Ultrasound imaging, in which ultrasound images are generated by detecting ultrasonic waves which are reflected within the body of a subject by the ultrasonic waves being emitted within the body of the subject, to enable display of morphological tomographic images, is known as a conventional method for obtaining tomographic images of the interior of the body of a subject. Meanwhile, there have been recent advancements in the development of apparatuses which are capable of displaying not only morphological tomographic images but also functional tomographic images in examinations of subjects. One such apparatus is that which utilizes the photoacoustic analysis method. The photoacoustic analysis method emits light having a predetermined wavelength (visible light, near infrared light, or intermediate infrared light, for example) onto a subject, detects photoacoustic waves, which are elastic waves generated as a result of a specific substance within the subject absorbing the energy of the light, and quantitatively measures the concentration of the specific substance. The specific substance within the subject is glucose, hemoglobin, etc., which is included in blood. The technique that detects photoacoustic waves and generates photoacoustic images based on detected signals is referred to as PAI (Photo Acoustic Imaging) or PAT (Photo Acoustic Tomography).

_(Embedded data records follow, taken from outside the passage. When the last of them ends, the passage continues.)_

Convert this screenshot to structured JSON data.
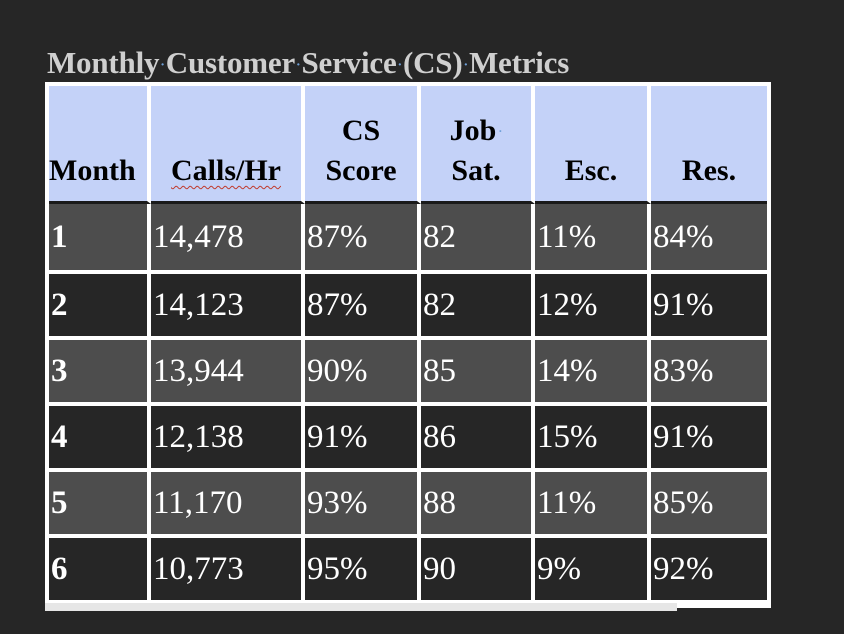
{
  "document": {
    "title_words": [
      "Monthly",
      "Customer",
      "Service",
      "(CS)",
      "Metrics"
    ]
  },
  "table": {
    "headers": [
      {
        "lines": [
          "Month"
        ]
      },
      {
        "lines": [
          "Calls/Hr"
        ]
      },
      {
        "lines": [
          "CS",
          "Score"
        ]
      },
      {
        "lines": [
          "Job",
          "Sat."
        ]
      },
      {
        "lines": [
          "Esc."
        ]
      },
      {
        "lines": [
          "Res."
        ]
      }
    ],
    "rows": [
      [
        "1",
        "14,478",
        "87%",
        "82",
        "11%",
        "84%"
      ],
      [
        "2",
        "14,123",
        "87%",
        "82",
        "12%",
        "91%"
      ],
      [
        "3",
        "13,944",
        "90%",
        "85",
        "14%",
        "83%"
      ],
      [
        "4",
        "12,138",
        "91%",
        "86",
        "15%",
        "91%"
      ],
      [
        "5",
        "11,170",
        "93%",
        "88",
        "11%",
        "85%"
      ],
      [
        "6",
        "10,773",
        "95%",
        "90",
        "9%",
        "92%"
      ]
    ]
  }
}
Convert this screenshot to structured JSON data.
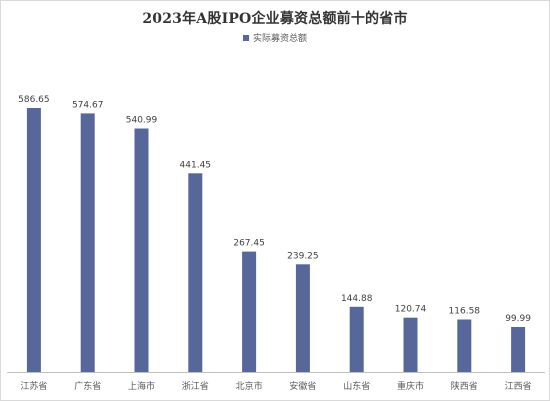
{
  "chart_data": {
    "type": "bar",
    "title": "2023年A股IPO企业募资总额前十的省市",
    "categories": [
      "江苏省",
      "广东省",
      "上海市",
      "浙江省",
      "北京市",
      "安徽省",
      "山东省",
      "重庆市",
      "陕西省",
      "江西省"
    ],
    "series": [
      {
        "name": "实际募资总额",
        "values": [
          586.65,
          574.67,
          540.99,
          441.45,
          267.45,
          239.25,
          144.88,
          120.74,
          116.58,
          99.99
        ],
        "labels": [
          "586.65",
          "574.67",
          "540.99",
          "441.45",
          "267.45",
          "239.25",
          "144.88",
          "120.74",
          "116.58",
          "99.99"
        ]
      }
    ],
    "legend_position": "top",
    "grid": false,
    "ylim": [
      0,
      600
    ]
  },
  "colors": {
    "bar": "#57679a",
    "axis": "#bfbfbf"
  }
}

Photoacoustic imaging images objects that have higher coefficients of light absorption than that of media that surround the objects. For example, the coefficient of light absorption of blood vessels within bodies is greater than that of the media that surrounds them, and imaging of blood vessels is being widely researched.
For example, it is known that photoacoustic waves which are generated from tissue systems having high coefficients of light absorption such as blood vessels are detected as N shaped acoustic signals as illustrated in FIG. 6A (Japanese Unexamined Patent Publication No. 2010-136887). Generally, the amount of time t between emission of light until detection of these acoustic signals is a value that reflects the position of the blood vessels with respect to a detector, and the width w of the acoustic signals is a value that reflects the size of the blood vessels. Coefficients of light absorption are calculated based on the photoacoustic waves described above, and photoacoustic images are obtained as a distribution of coefficients of light absorption.